To make it into a fiber tumbler, Rare Earth Magnets are glued to the end of nails (he used epoxy to attach the nails to the magnets). Nails and epoxy can be found at most home improvement stores.  For Rare Earth Magnets were found on-line and mailed to us (that was the most expensive part of this project).  The magnets stick to the inside of the dryer, and the nails stand out to stab the fiber.

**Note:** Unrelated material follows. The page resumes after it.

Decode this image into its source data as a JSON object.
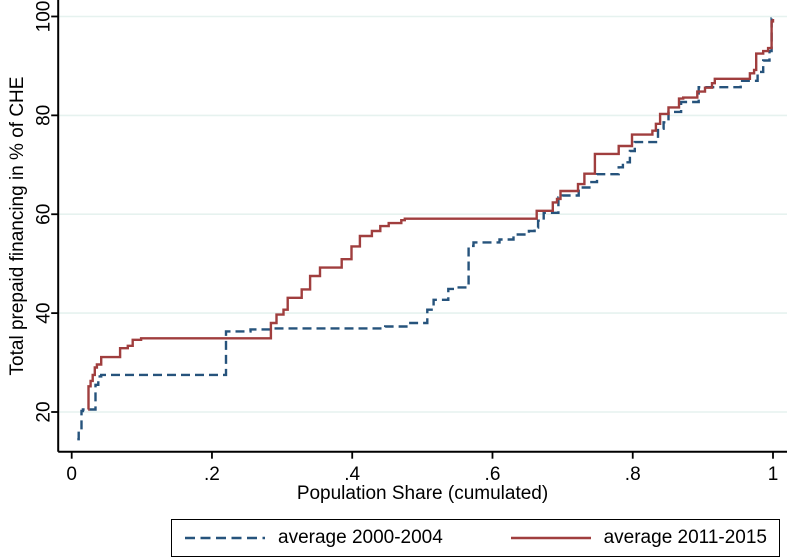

That's it!  We load a batch of fiber in there, and tumble it for about 20 minutes.  Then it's ready to use.

9 comments:

Norma from Misty Haven Alpacas said...

Fantastic! I've been trying to think of how to possibly do all my fibre at home (or at least more of). The stuff with no guard hair or VM is easy to do and my carder gets a lot out on its own. However, I do have stuff that definitely benefits from the tumbling\dehairing process at the mill. I had just said to my hubby the other day 'I can't afford another piece of fibre equipment' (to which he smartly just stayed quiet).
This is great - thanks for sharing.

Zenitude said...

Wow, how great! I have to find myself a used dryer. I suppose the VM and dirt will collect in the lint basket and all you do is clean that out.
I do have some alpacas that love love love to roll in the dirt. Now off I go to find hubby and show him this!

MSC said...

Thank you sooo much for reposting this and including pictures. We followed the steps you detail and now have our own fiber tumbler for a little over $100!! Now I don't have to pick out every piece of VM with tweezers!!!! :-)

elizabeth miller said...

I really like this idea. I have one question. Do the magnets play a role other than to hold the nails to the drum?

MSC said...

Based on the tumbler we made following this post, the magnets are critical. You need to buy the really strong ones that are suggested because as the drum rolls, the fiber gets broken up by the nails. If the magnets are not strong enough, the fiber will pull the nails (glued to the magnets) loose and will just roll around with the fiber and not break it up.

Darule said...

What a fantastic way to clean up fleece whilst also recycling old machinery. A quick question. What type and length of nails are best?

MSC said...

We bought 3.5" nails...I think they are just common nails. We would have bought 4" nails if we could have found them.

Carolyn L said...

You said you bought common nails. The nails in the picture look kind of swirvy, but you find the regular nails work just fine?

Thanks

MSC said...

The common nails seem to work fine. I am only guessing....but I would think the fiber might attach to the swirvy nails and not slide off. The only problem I have had is that if I put in too much fiber, it gets all twisted and is hard to pull apart (plus, the tumbling is not getting anything out at that point).